BIZARRO AND OTHER STRANGE MANIFESTATIONS OF THE ART OF DAN PIRARO (Abrams)
Dan Piraro is undeniably one of today’s most talented newspaper cartoonists, and there’s much to enjoy in this overview, if you can get past the tiresome, unrelenting self-aggrandizement and vegan proselytizing. More art (there’s room on the pages) and less smug self-righteousness would’ve served this book better.

Can Rock & Roll Save the World?

CAN ROCK & ROLL SAVE THE WORLD? By Ian Shirley (SAF Publishing)
Entertaining, but somewhat slapdash history of the connection between rock and comics, this book is rife with errors and lazy writing (I don’t think “Marvel literally wet their pants” over “Magneto & Titanium Man”). Lots of well-chosen illustrations, but the book’s overall weak design doesn’t serve its subject well.

4/15/2008

The Good Shepherd

THE GOOD SHEPHERD
The problem with movies that fictionalize history is that drama is diluted as we try to parse what’s real and what’s not. This ostensible history of the CIA is interesting, but ultimately falls into too many movie clichés to feel as hefty as its star-studded pedigree would indicate.

The Bridge

THE BRIDGE
A harrowing juxtaposition of beauty and sadness. Documentarian Eric Steel shot San Francisco’s Golden Gate Bridge for a year, capturing a shocking number of suicides. Interviews with friends and family flesh out the victims’ lives in this discomfiting (skirting the edge of exploitative) examination of human frailty.

4/04/2008

Born Standing Up

BORN STANDING UP by Steve Martin (Scribner)
As someone who could recite Steve Martin’s comedy albums verbatim in junior high school, I found this deeply personal professional memoir both melancholy and inspiring. Martin’s self-proclaimed need for privacy comes across mostly in the book’s brevity, which leads the reader to wonder about the stories NOT told.

4/03/2008

Screaming Females: What if Someone is Watching Their TV?

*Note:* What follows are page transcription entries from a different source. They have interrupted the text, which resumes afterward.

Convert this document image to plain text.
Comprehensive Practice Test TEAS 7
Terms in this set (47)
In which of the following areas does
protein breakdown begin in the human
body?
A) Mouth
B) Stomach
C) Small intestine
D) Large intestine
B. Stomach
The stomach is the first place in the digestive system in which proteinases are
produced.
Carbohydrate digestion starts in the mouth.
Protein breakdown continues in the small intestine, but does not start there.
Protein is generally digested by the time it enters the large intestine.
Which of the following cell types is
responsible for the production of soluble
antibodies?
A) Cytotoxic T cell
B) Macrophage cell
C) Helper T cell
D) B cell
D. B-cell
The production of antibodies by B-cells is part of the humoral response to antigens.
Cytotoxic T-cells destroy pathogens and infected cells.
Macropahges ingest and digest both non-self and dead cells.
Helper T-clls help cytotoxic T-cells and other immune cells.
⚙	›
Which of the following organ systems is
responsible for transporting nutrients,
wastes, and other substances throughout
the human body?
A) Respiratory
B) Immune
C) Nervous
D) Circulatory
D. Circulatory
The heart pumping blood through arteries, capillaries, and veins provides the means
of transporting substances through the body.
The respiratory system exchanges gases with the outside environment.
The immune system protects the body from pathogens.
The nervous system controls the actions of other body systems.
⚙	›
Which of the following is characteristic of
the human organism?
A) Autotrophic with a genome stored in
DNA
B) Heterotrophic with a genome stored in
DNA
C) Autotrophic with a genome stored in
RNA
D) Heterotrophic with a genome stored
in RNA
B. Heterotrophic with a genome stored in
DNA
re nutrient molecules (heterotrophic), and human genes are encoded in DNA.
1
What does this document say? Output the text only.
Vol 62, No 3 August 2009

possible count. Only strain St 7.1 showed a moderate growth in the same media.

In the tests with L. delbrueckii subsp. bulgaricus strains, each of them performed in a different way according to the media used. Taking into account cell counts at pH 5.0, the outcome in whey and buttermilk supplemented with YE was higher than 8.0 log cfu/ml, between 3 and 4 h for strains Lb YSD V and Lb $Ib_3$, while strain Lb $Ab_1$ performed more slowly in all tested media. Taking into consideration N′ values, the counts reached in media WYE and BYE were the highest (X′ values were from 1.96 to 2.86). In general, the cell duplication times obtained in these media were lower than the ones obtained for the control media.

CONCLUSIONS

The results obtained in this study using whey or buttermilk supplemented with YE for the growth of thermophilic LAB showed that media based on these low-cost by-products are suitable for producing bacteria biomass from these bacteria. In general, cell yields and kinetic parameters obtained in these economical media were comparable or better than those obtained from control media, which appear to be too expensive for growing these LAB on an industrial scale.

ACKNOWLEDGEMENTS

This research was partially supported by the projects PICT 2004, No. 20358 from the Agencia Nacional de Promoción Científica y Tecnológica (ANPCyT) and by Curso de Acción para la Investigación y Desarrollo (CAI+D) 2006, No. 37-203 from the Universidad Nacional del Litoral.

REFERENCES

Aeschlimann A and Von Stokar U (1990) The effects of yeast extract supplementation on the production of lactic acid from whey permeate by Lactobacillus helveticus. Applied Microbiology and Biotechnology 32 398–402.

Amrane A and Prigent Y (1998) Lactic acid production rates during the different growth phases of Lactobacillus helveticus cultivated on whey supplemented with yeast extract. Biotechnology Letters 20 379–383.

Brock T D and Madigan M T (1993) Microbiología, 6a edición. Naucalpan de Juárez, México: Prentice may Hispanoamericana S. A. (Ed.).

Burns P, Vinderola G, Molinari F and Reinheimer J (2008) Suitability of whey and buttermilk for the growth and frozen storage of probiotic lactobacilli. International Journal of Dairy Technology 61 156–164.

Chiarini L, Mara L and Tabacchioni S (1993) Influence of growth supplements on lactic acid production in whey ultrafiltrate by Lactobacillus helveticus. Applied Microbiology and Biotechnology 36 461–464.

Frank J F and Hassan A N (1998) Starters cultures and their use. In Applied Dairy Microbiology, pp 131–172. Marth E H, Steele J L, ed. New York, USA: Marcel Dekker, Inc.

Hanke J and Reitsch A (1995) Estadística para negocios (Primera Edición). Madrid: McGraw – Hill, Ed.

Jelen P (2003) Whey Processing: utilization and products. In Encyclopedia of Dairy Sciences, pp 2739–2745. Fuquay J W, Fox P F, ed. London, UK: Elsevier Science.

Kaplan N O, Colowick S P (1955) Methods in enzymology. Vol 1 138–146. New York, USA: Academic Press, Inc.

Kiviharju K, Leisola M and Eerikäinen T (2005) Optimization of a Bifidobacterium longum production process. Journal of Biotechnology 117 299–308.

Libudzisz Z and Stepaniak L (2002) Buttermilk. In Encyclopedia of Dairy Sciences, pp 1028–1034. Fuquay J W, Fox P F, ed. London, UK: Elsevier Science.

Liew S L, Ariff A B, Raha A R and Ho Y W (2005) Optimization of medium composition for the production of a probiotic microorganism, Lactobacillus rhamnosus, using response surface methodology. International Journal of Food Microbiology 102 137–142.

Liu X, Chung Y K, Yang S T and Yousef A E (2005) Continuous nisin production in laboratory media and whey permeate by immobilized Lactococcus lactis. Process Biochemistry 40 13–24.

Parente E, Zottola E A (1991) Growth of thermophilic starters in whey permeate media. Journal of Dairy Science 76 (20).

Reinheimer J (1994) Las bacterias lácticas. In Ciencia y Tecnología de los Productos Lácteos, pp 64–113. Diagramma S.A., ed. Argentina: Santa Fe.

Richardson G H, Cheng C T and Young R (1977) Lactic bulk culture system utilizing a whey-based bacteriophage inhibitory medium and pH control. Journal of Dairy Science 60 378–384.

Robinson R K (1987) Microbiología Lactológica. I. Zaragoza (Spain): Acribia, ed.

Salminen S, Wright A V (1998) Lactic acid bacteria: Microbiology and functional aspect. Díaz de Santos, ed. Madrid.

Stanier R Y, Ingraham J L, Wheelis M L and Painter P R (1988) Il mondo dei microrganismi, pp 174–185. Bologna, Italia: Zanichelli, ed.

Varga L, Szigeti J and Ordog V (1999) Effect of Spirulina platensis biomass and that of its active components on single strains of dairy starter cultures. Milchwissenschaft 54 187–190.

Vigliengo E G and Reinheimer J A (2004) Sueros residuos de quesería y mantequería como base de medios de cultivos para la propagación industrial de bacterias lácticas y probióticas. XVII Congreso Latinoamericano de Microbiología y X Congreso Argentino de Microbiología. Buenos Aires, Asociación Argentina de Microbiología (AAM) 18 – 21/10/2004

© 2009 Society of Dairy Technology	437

Screaming Females, WHAT IF SOMEONE IS WATCHING THEIR TV? (Don Giovanni Records)
I see hundreds of bands a year, and, at the risk of sounding Grampaesque, most of the kids today are hollow pastiches. New Jersey’s Screaming Females, led by the incendiary sparkplug brilliance of guitarist / vocalist Marissa are the real deal. This CD’s great, but live… they are transcendent.

Paul F. Tompkins: Impersonal

Paul F. Tompkins, IMPERSONAL (ASpecialThing Records)
One of the geniuses of the new millennium’s comedy renaissance (howzat for some hyperbole?), Tompkins’ full length debut CD is rife with ingredients that make comedy albums re-listenable: Lyrical delivery, a singular voice and a heaping helping of soul-lifting cynicism! OHMYGOD! Those balloons are GAUCHE!!!

John Adams

JOHN ADAMS (HBO)
HBO’s adaptation of David McCullough’s humanizing portrait of our most overlooked founding father is not only stirring edu-tainment, it’s appetite-whetting! I want more Tom Wilkinson as Ben Franklin and David Morse as George Washington in their own mini-series! But I doubt Abigail Adams was that hot.

The Spectacular Spider-Man

THE SPECTACULAR SPIDER-MAN
After decades of animated series that never captured the character (for me) like the original ‘60s show, this smart, stylish update melds 40 years of Spidey history into a fun cartoon for aging fanboys, Ultimate Marvelites and kids alike. And it’s the best looking Marvel-toon in decades.